KKWS
- Wadena, Minnesota; United States;
- Broadcast area: Central and northern Minnesota
- Frequency: 105.9 MHz
- Branding: Superstation K106

Programming
- Format: Country
- Affiliations: Compass Media Networks Westwood One

Ownership
- Owner: Hubbard Broadcasting, Inc.; (HBI Radio Brainerd/Wadena, LLC);
- Sister stations: KWAD, KNSP

Technical information
- Licensing authority: FCC
- Facility ID: 28650
- Class: C1
- ERP: 100,000 watts
- HAAT: 171 meters (561 ft)
- Transmitter coordinates: 46°35′59″N 94°54′04″W﻿ / ﻿46.59972°N 94.90111°W

Links
- Public license information: Public file; LMS;
- Webcast: Listen Live
- Website: superstationk106.com

= KKWS =

KKWS (105.9 FM "Superstation K106") is a radio station that broadcasts a country music format. Licensed to Wadena, Minnesota, United States, it serves central and northern Minnesota. The station is owned and operated by Hubbard Broadcasting, Inc.

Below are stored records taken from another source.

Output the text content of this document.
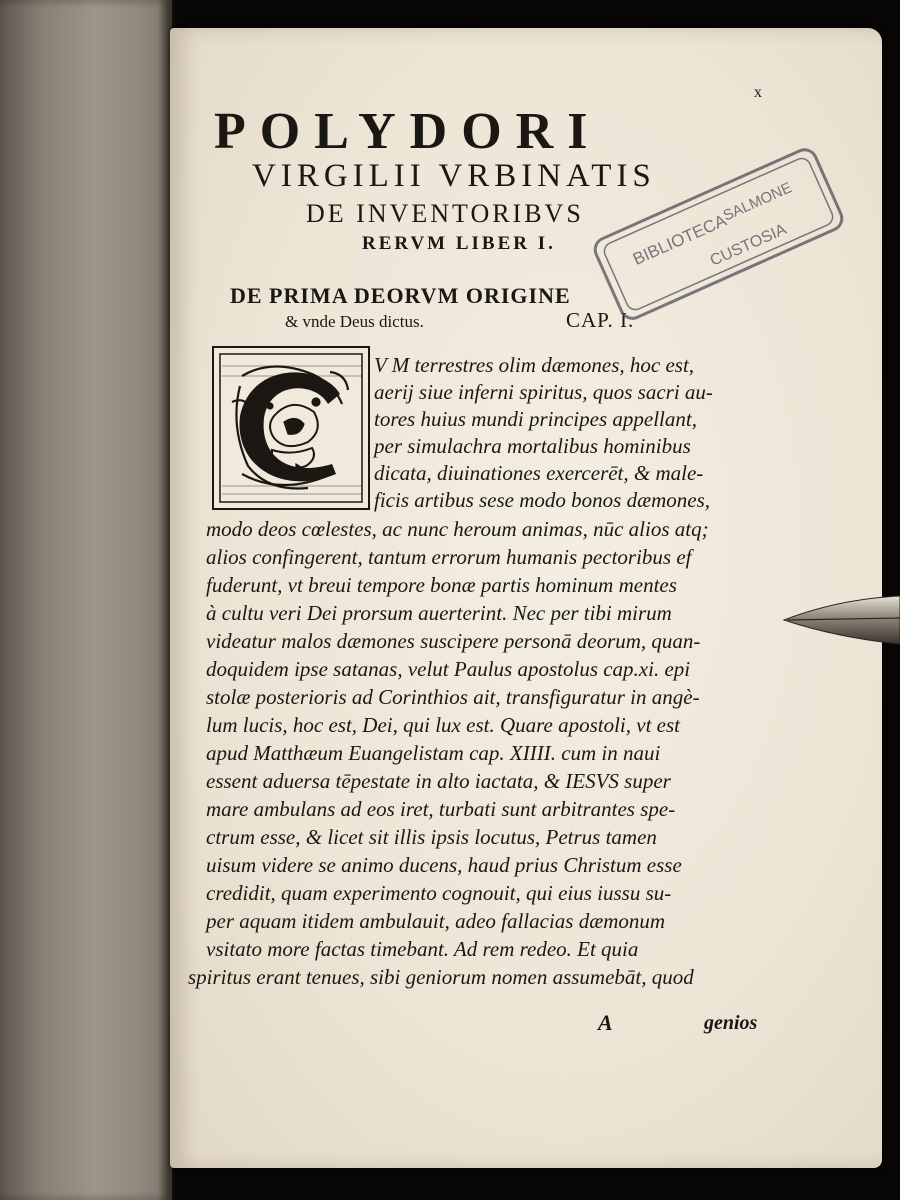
x
POLYDORI
VIRGILII VRBINATIS
DE INVENTORIBVS
RERVM LIBER I.
DE PRIMA DEORVM ORIGINE
& vnde Deus dictus.	CAP. I.
BIBLIOTECA
SALMONE
CUSTOSIA
V M terrestres olim dæmones, hoc est,
aerij siue inferni spiritus, quos sacri au-
tores huius mundi principes appellant,
per simulachra mortalibus hominibus
dicata, diuinationes exercerēt, & male-
ficis artibus sese modo bonos dæmones,
modo deos cœlestes, ac nunc heroum animas, nūc alios atq;
alios confingerent, tantum errorum humanis pectoribus ef
fuderunt, vt breui tempore bonæ partis hominum mentes
à cultu veri Dei prorsum auerterint. Nec per tibi mirum
videatur malos dæmones suscipere personā deorum, quan-
doquidem ipse satanas, velut Paulus apostolus cap.xi. epi
stolæ posterioris ad Corinthios ait, transfiguratur in angè-
lum lucis, hoc est, Dei, qui lux est. Quare apostoli, vt est
apud Matthæum Euangelistam cap. XIIII. cum in naui
essent aduersa tēpestate in alto iactata, & IESVS super
mare ambulans ad eos iret, turbati sunt arbitrantes spe-
ctrum esse, & licet sit illis ipsis locutus, Petrus tamen
uisum videre se animo ducens, haud prius Christum esse
credidit, quam experimento cognouit, qui eius iussu su-
per aquam itidem ambulauit, adeo fallacias dæmonum
vsitato more factas timebant. Ad rem redeo. Et quia
spiritus erant tenues, sibi geniorum nomen assumebāt, quod
A	genios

KKWS is located at 201½ South Jefferson Street, in Wadena, along with sister stations KWAD and KNSP.

Hubbard Broadcasting announced on November 13, 2014, that it would purchase the Omni Broadcasting stations, including KKWS. The sale was completed on February 27, 2015, at a purchase price of $8 million for the 16 stations and one translator.